His companion (a quietly compelling Joshua C Jackson) is a beaten prize-fighting boxer. Finally, Chris McHallem is the town’s drug-addicted doctor but also, rather clunkily, the narrator, at times taking to the side of the stage to tell us – via a much-employed old-style radio microphone – about people’s back stories or a Ku Klux Klan lynching or the rise in suicide rates and, eventually, to tell us what the future holds for everyone. And – surprise! – it’s not happy-ever-after.

Girl from the North Country – Review – Bradford Alhambra 2022

“Defeat and frustration”

The cumulative effect is of lives blighted by poverty, lack of opportunity, lack of luck in smalltown America in the Dust Bowl years.
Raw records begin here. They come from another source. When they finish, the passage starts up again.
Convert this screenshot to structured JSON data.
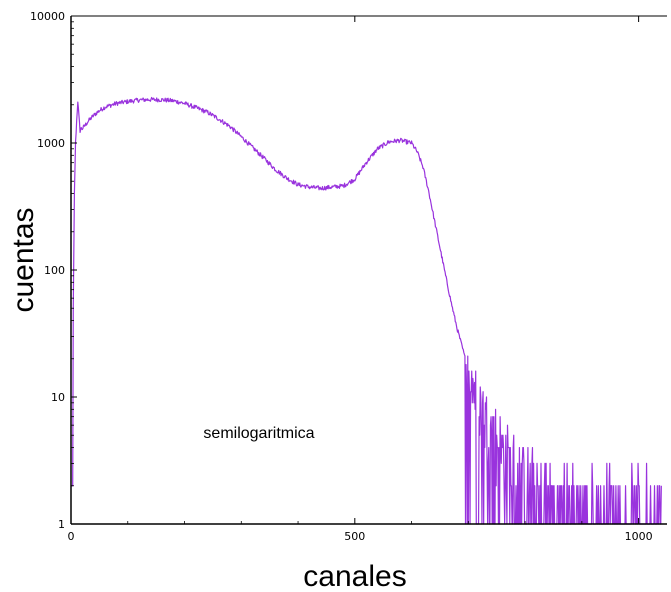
{
  "chart_data": {
    "type": "line",
    "title": "",
    "xlabel": "canales",
    "ylabel": "cuentas",
    "annotation": "semilogaritmica",
    "x_scale": "linear",
    "y_scale": "log",
    "xlim": [
      0,
      1050
    ],
    "ylim": [
      1,
      10000
    ],
    "x_ticks": [
      0,
      500,
      1000
    ],
    "x_tick_labels": [
      "0",
      "500",
      "1000"
    ],
    "y_ticks": [
      1,
      10,
      100,
      1000,
      10000
    ],
    "y_tick_labels": [
      "1",
      "10",
      "100",
      "1000",
      "10000"
    ],
    "grid": false,
    "legend": "none",
    "series": [
      {
        "color": "#9933dd",
        "x": [
          0,
          2,
          4,
          6,
          8,
          10,
          12,
          14,
          16,
          18,
          20,
          25,
          30,
          40,
          50,
          60,
          80,
          100,
          120,
          140,
          160,
          180,
          200,
          220,
          240,
          260,
          280,
          300,
          320,
          340,
          360,
          380,
          400,
          420,
          440,
          460,
          480,
          500,
          520,
          540,
          560,
          580,
          600,
          610,
          620,
          630,
          640,
          650,
          660,
          670,
          680,
          690,
          700,
          710,
          720,
          730,
          740,
          750,
          760,
          770,
          780,
          790,
          800,
          820,
          840,
          860,
          880,
          900,
          920,
          940,
          960,
          980,
          1000,
          1020,
          1040
        ],
        "y": [
          2,
          2,
          50,
          400,
          1000,
          1500,
          2150,
          1600,
          1250,
          1300,
          1300,
          1380,
          1480,
          1650,
          1800,
          1920,
          2050,
          2120,
          2180,
          2200,
          2190,
          2150,
          2050,
          1900,
          1750,
          1550,
          1350,
          1120,
          920,
          760,
          620,
          530,
          470,
          450,
          440,
          450,
          460,
          520,
          700,
          900,
          1020,
          1050,
          1000,
          850,
          650,
          420,
          250,
          150,
          90,
          55,
          35,
          24,
          16,
          12,
          9,
          7,
          5.5,
          4.5,
          3.6,
          3,
          2.5,
          2.1,
          1.8,
          1.5,
          1.3,
          1.2,
          1.1,
          1.05,
          1.02,
          1.01,
          1.0,
          1.0,
          1.0,
          1.0,
          1.0
        ]
      }
    ]
  },
  "colors": {
    "series": "#9933dd",
    "axis": "#000000",
    "background": "#ffffff"
  }
}
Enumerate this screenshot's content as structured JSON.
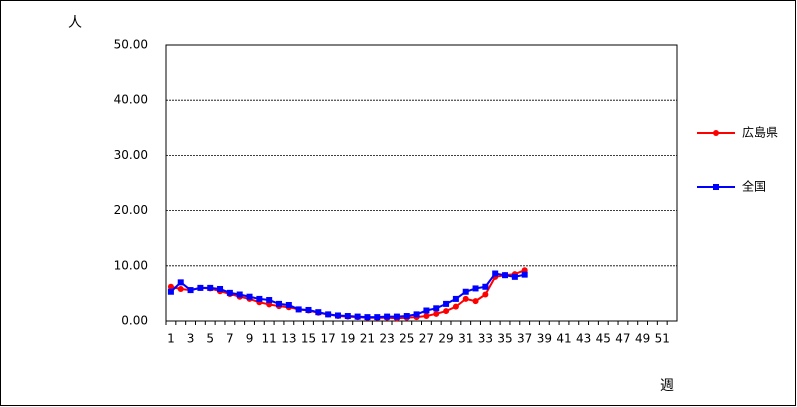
{
  "chart_data": {
    "type": "line",
    "y_label": "人",
    "x_label": "週",
    "categories": [
      "1",
      null,
      "3",
      null,
      "5",
      null,
      "7",
      null,
      "9",
      null,
      "11",
      null,
      "13",
      null,
      "15",
      null,
      "17",
      null,
      "19",
      null,
      "21",
      null,
      "23",
      null,
      "25",
      null,
      "27",
      null,
      "29",
      null,
      "31",
      null,
      "33",
      null,
      "35",
      null,
      "37",
      null,
      "39",
      null,
      "41",
      null,
      "43",
      null,
      "45",
      null,
      "47",
      null,
      "49",
      null,
      "51",
      null
    ],
    "series": [
      {
        "name": "広島県",
        "color": "#ff0000",
        "marker": "circle",
        "values": [
          6.2,
          5.8,
          5.6,
          6.0,
          5.9,
          5.4,
          4.9,
          4.4,
          4.0,
          3.4,
          3.0,
          2.7,
          2.5,
          2.1,
          1.9,
          1.5,
          1.2,
          0.9,
          0.8,
          0.7,
          0.6,
          0.6,
          0.6,
          0.5,
          0.6,
          0.7,
          0.9,
          1.3,
          1.8,
          2.6,
          4.0,
          3.6,
          4.8,
          8.0,
          8.3,
          8.5,
          9.2,
          null,
          null,
          null,
          null,
          null,
          null,
          null,
          null,
          null,
          null,
          null,
          null,
          null,
          null,
          null
        ]
      },
      {
        "name": "全国",
        "color": "#0000ff",
        "marker": "square",
        "values": [
          5.3,
          7.0,
          5.6,
          6.0,
          6.0,
          5.8,
          5.1,
          4.8,
          4.4,
          4.0,
          3.8,
          3.1,
          2.9,
          2.1,
          2.0,
          1.6,
          1.2,
          1.0,
          0.9,
          0.8,
          0.7,
          0.7,
          0.8,
          0.8,
          0.9,
          1.2,
          1.9,
          2.3,
          3.1,
          4.0,
          5.3,
          5.9,
          6.2,
          8.6,
          8.3,
          8.0,
          8.4,
          null,
          null,
          null,
          null,
          null,
          null,
          null,
          null,
          null,
          null,
          null,
          null,
          null,
          null,
          null
        ]
      }
    ],
    "ylim": [
      0,
      50
    ],
    "yticks": [
      {
        "value": 0,
        "label": "0.00"
      },
      {
        "value": 10,
        "label": "10.00"
      },
      {
        "value": 20,
        "label": "20.00"
      },
      {
        "value": 30,
        "label": "30.00"
      },
      {
        "value": 40,
        "label": "40.00"
      },
      {
        "value": 50,
        "label": "50.00"
      }
    ],
    "grid": true,
    "legend": "right"
  }
}
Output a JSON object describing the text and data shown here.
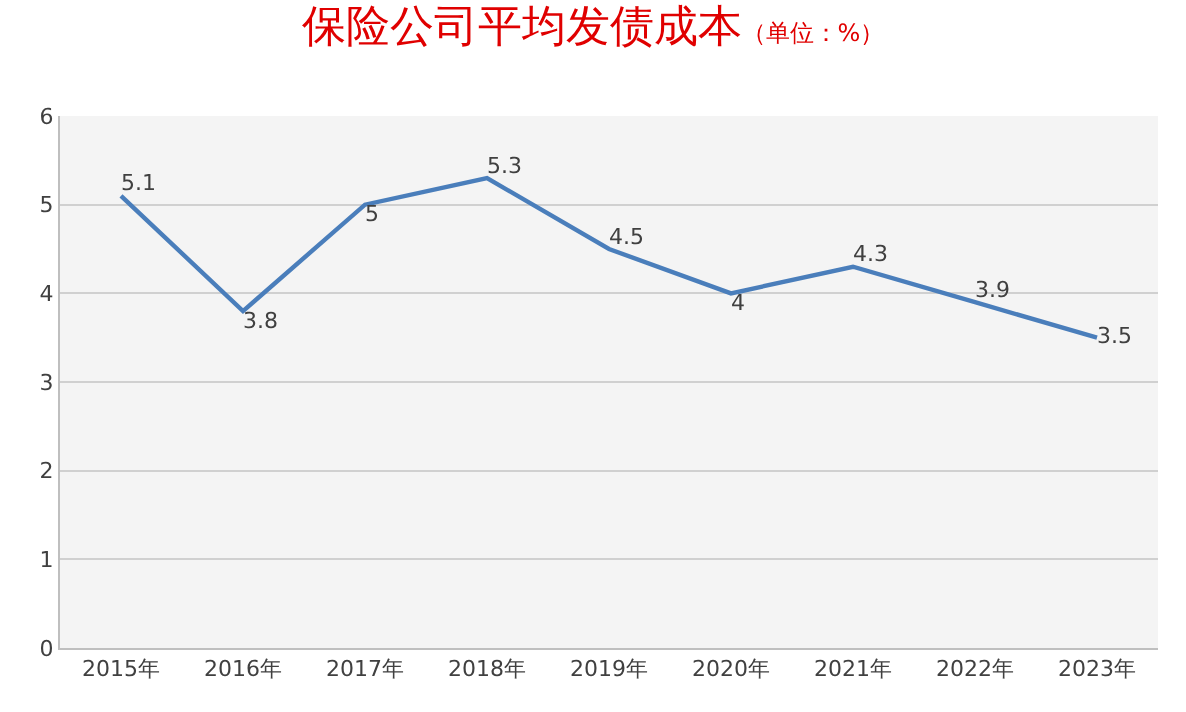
{
  "chart_data": {
    "type": "line",
    "title": "保险公司平均发债成本",
    "subtitle": "（单位：%）",
    "categories": [
      "2015年",
      "2016年",
      "2017年",
      "2018年",
      "2019年",
      "2020年",
      "2021年",
      "2022年",
      "2023年"
    ],
    "series": [
      {
        "color": "#4a7ebb",
        "values": [
          5.1,
          3.8,
          5,
          5.3,
          4.5,
          4,
          4.3,
          3.9,
          3.5
        ]
      }
    ],
    "ylim": [
      0,
      6
    ],
    "yticks": [
      0,
      1,
      2,
      3,
      4,
      5,
      6
    ],
    "grid": "y",
    "marker": "none",
    "line_style": "solid",
    "data_labels": true
  }
}
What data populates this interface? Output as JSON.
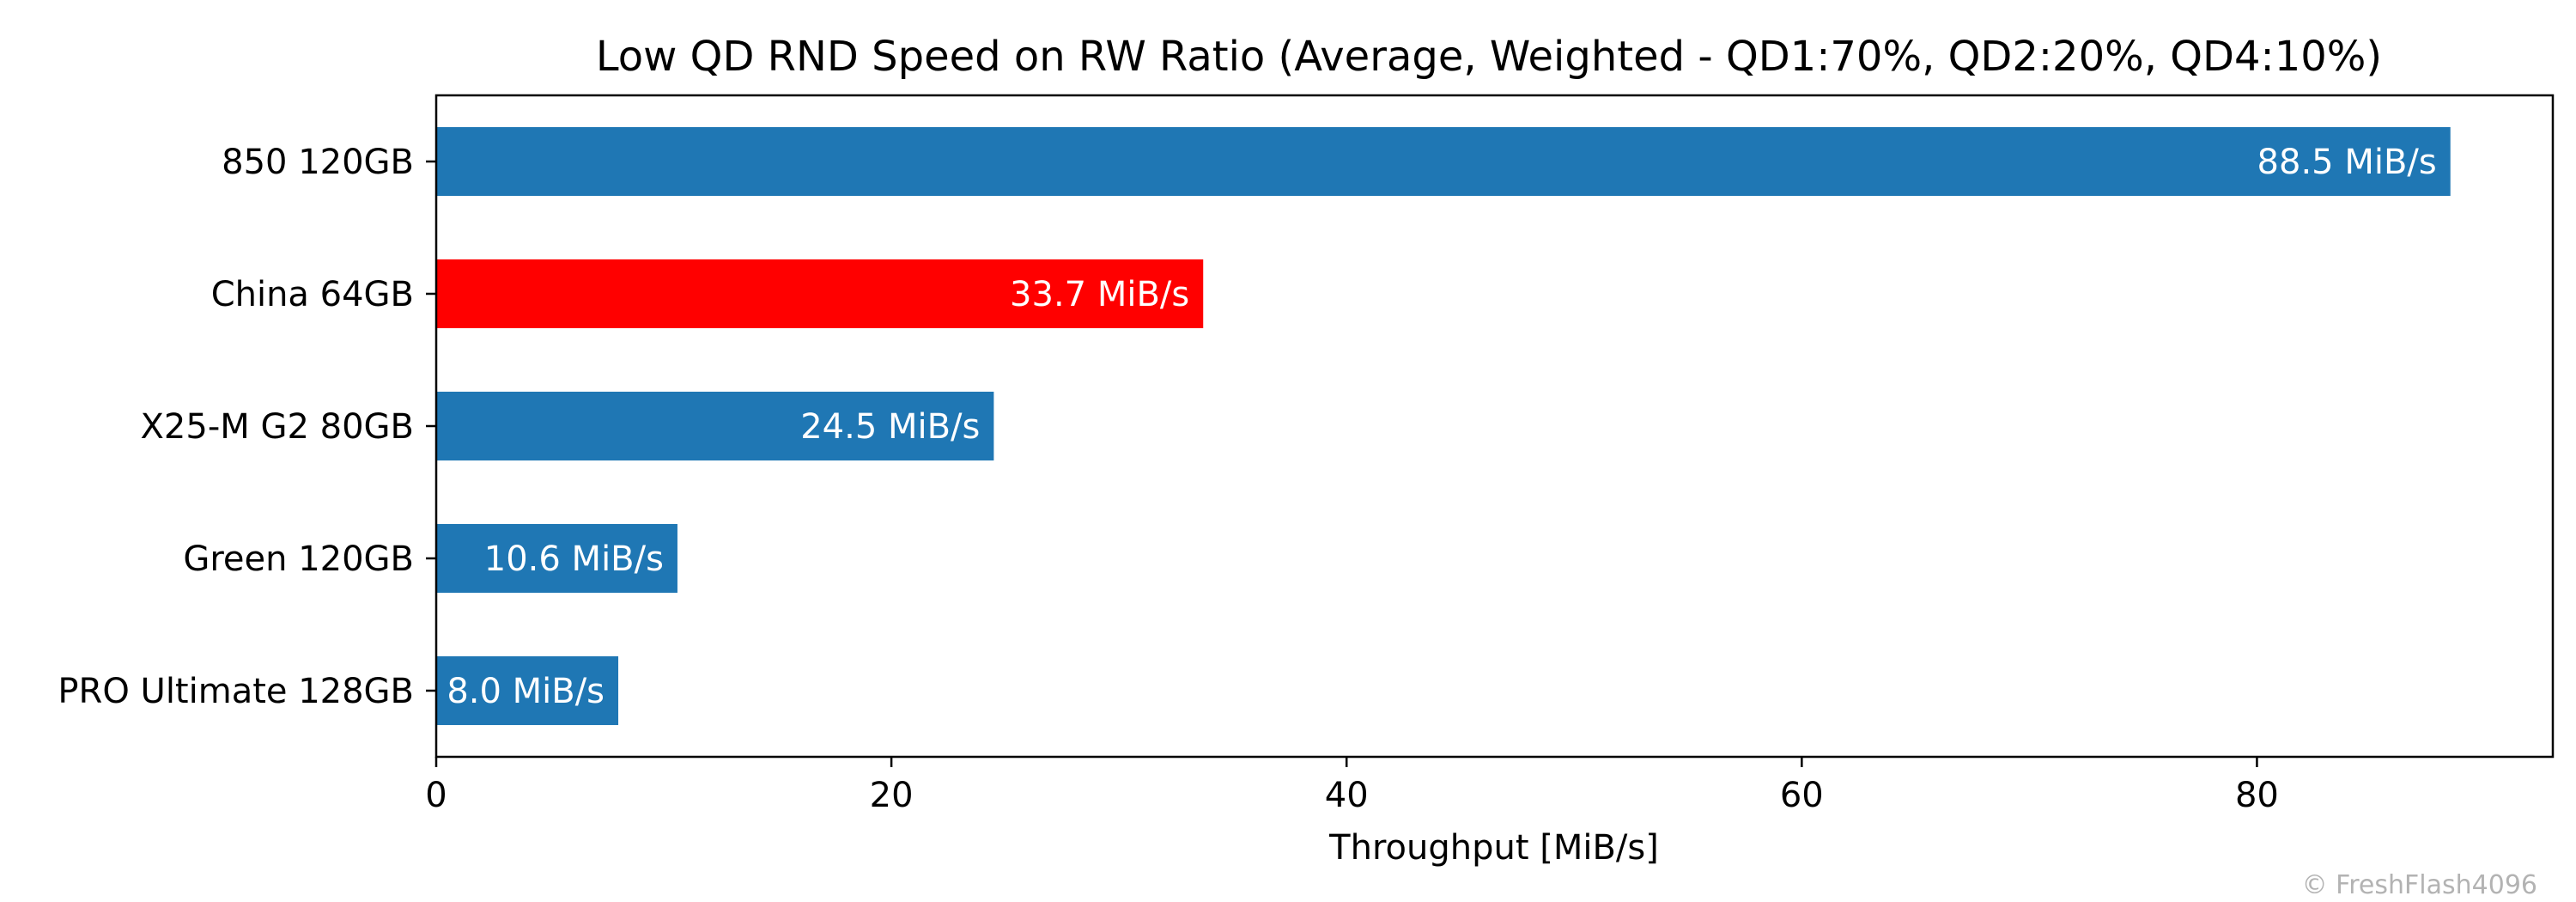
{
  "chart_data": {
    "type": "bar",
    "orientation": "horizontal",
    "title": "Low QD RND Speed on RW Ratio (Average, Weighted - QD1:70%, QD2:20%, QD4:10%)",
    "xlabel": "Throughput [MiB/s]",
    "ylabel": "",
    "categories": [
      "850 120GB",
      "China 64GB",
      "X25-M G2 80GB",
      "Green 120GB",
      "PRO Ultimate 128GB"
    ],
    "values": [
      88.5,
      33.7,
      24.5,
      10.6,
      8.0
    ],
    "value_labels": [
      "88.5 MiB/s",
      "33.7 MiB/s",
      "24.5 MiB/s",
      "10.6 MiB/s",
      "8.0 MiB/s"
    ],
    "bar_colors": [
      "#1f77b4",
      "#ff0000",
      "#1f77b4",
      "#1f77b4",
      "#1f77b4"
    ],
    "xlim": [
      0,
      93
    ],
    "xticks": [
      0,
      20,
      40,
      60,
      80
    ],
    "xtick_labels": [
      "0",
      "20",
      "40",
      "60",
      "80"
    ],
    "grid": false,
    "legend": "none"
  },
  "watermark": "© FreshFlash4096"
}
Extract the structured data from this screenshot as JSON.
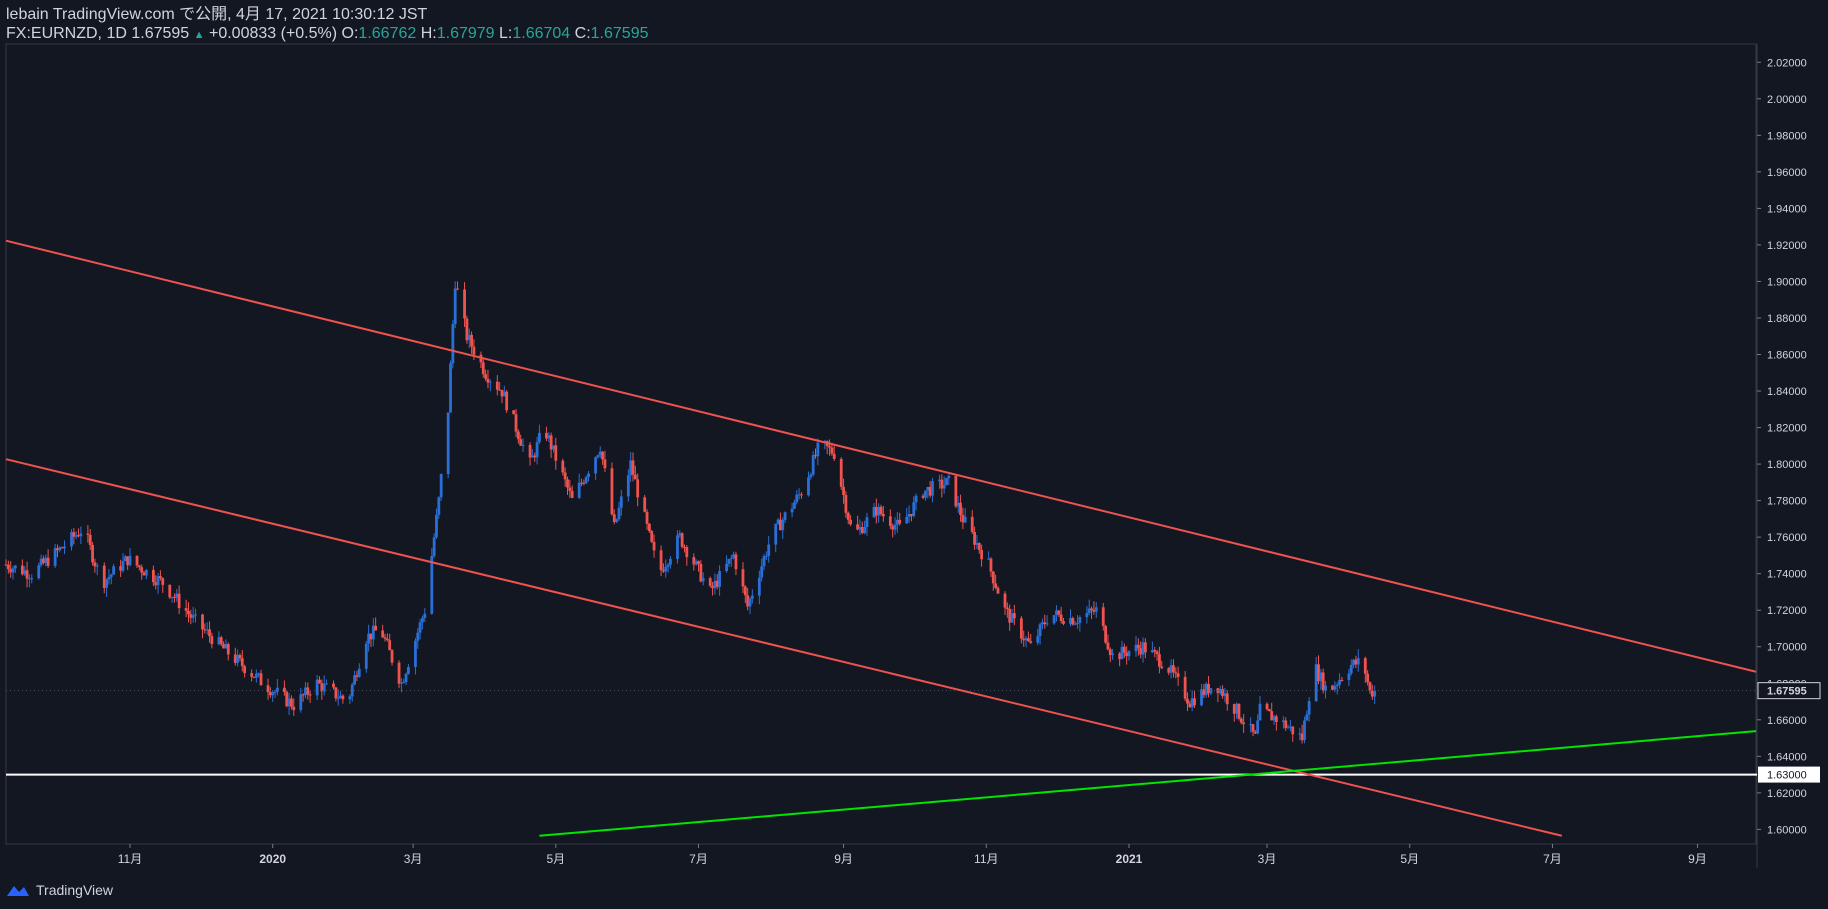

Lives that are indeed blowin’ in the wind.

The songs – folksy, gospel, ballads – are embedded in the storyline, used to illustrate the struggles, hopes and flickering dreams, the human capacity for – as the final number has it – pressing on and on and on… But for what? There is humour here – including some sly references to Trump-style politics: “What we need in the White House is energy. Someone doing something, even if it’s the wrong thing”. But there are no highs, just a low-level humming of loneliness, defeat and frustration, accentuated by the subdued lighting and designer Rae Smith’s illustrated backdrops that bring to mind the photographs of Dorothea Lange or Grant Wood’s American Gothic painting.

Even the hoedown scenes – with music played live on fiddle, piano, drums by The Howlin’ Winds and individual speeches sometimes drowned out by background chatter – aren’t joyous. They’re more a desperate attempt for the sad-at-hearts to escape from harsh reality. As the doctor puts it in one of his monologues: “Pain comes in all kinds – physical, mental, indescribable.” Or, as Nick asks Mrs Neilsen: “What the hell are you wasting your life here for?” “Well,” she replies, “you’ve got to waste it somewhere.”

And you thought Leonard Cohen was depressing?

‘Girl From the North Country’ is at Sheffield Lyceum Theatre until Saturday.